Old English clǣne, pure, free of dirt — used as a color modifier since the medieval period for hues that read as crisp and uncontaminated by other pigments. Clean white, clean blue: moderate saturation combined with optical clarity. Sits at the crisp-bucket center alongside clear and true.

Wane
modifier

Old English wanian, to lessen. As a color modifier, wane implies a waning-moon-and-fading quality, the visual register of waning-moon-and-late-summer gradually-diminishing-and-receding waning-and-fading celestial-body-and-seasonal-light surfaces under waning-and-receding lunar-and-seasonal light. Sits at the modifier-and-time end of the grid, parallel to phase and eld in usage.

Teal
noun

Anas crecca, the small dabbling duck whose male in breeding plumage sports a chestnut head crossed by a glossy green-blue stripe. The color refers to that stripe — the iridescent panel just behind the eye: a saturated, slightly muted blue-green with the optical depth of structural color rather than pigment. Cooler than cypress, warmer than cerulean, with the ornithological specificity of a color named for one feather of one bird.

Closest matches

The nearest named color in three reference sources, ranked by perceptual distance (ΔE76 in CIELAB). ΔE < 1 is imperceptible to most viewers; ΔE > 10 is clearly different. When two sources point to the same hex they’re merged into one tile; click any to open that color’s page.

Variations

Click any swatch to explore

Harmonies

Accessibility

Color-vision simulation

How this color appears to viewers with the four major color-vision-deficiency types. Computed via the Machado (2009) physiologically-based model. If a tile matches the original, the color reads the same to that viewer.

#358a92
Original
#808493
Protanopia
#717a92
Deuteranopia
#008f8c
Tritanopia
#797979
Achromatopsia
WCAG contrast

The color used as foreground text against pure white and pure black, with the contrast ratio and WCAG 2.1 grade. Aim for AA (4.5:1) for body text and AA Large (3:1) for 18 pt+ headlines; AAA (7:1) is the gold standard for long-form reading surfaces.

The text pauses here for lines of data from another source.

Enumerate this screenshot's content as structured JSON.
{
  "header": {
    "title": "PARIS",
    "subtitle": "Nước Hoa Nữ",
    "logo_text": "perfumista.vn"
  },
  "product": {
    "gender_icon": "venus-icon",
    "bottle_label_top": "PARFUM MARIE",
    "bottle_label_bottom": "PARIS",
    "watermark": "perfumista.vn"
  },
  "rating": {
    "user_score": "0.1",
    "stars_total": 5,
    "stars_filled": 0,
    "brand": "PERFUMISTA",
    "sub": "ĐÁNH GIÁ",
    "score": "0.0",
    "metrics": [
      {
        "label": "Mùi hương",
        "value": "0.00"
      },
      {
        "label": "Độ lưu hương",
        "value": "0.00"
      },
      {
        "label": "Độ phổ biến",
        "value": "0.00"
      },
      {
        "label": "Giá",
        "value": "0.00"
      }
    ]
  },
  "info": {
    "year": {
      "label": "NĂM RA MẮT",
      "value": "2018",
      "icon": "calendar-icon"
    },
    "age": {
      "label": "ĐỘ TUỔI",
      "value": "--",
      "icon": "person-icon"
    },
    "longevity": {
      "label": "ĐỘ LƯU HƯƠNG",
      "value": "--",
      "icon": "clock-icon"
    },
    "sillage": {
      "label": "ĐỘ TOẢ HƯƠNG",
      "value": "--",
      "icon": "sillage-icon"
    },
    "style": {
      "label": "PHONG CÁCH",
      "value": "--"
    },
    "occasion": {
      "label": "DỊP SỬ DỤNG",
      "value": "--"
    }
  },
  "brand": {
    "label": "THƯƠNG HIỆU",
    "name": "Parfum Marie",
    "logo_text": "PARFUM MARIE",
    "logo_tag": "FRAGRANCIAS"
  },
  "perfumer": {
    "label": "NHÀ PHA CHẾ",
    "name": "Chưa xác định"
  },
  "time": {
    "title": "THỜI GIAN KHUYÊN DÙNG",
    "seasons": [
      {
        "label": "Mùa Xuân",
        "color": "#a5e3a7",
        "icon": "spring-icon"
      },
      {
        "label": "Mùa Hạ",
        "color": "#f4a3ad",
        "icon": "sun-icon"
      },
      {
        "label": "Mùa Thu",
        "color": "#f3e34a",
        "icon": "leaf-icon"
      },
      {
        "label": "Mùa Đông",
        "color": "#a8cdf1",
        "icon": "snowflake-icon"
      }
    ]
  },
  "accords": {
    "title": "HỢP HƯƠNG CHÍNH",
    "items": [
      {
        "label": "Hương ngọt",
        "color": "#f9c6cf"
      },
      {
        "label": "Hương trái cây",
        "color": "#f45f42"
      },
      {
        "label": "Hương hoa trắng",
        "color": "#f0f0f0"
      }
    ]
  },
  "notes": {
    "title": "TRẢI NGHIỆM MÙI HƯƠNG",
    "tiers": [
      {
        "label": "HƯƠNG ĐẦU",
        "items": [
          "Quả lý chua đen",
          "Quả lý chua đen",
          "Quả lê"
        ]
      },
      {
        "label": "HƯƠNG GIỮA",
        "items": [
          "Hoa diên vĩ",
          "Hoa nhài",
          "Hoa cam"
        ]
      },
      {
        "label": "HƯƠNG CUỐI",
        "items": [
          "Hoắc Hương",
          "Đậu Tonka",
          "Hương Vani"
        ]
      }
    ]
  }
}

The quick brown foxSample body text at normal size. The wcag minimum for body contrast is 4.5:1 (AA) or 7:1 (AAA).
AA Largeon White
4.04:1
The quick brown foxSample body text at normal size. The wcag minimum for body contrast is 4.5:1 (AA) or 7:1 (AAA).
AAon Black
5.20:1

Wide gamut

Display P3 representation

The CSS Color 4 wide-gamut form of this color. Both swatches render the same color on every display — the P3 form only diverges from sRGB when a designer pushes channels outside sRGB's reach.

sRGB hex
sRGB hex
##358A92
Display P3
Display P3
color(display-p3 0.3023 0.5340 0.5664)
P3 has subtle headroomOKLCH chroma 0.081

Moderately saturated colors gain a small bump in P3 — the difference is usually visible side-by-side on wide-gamut hardware but won't change the character of the color.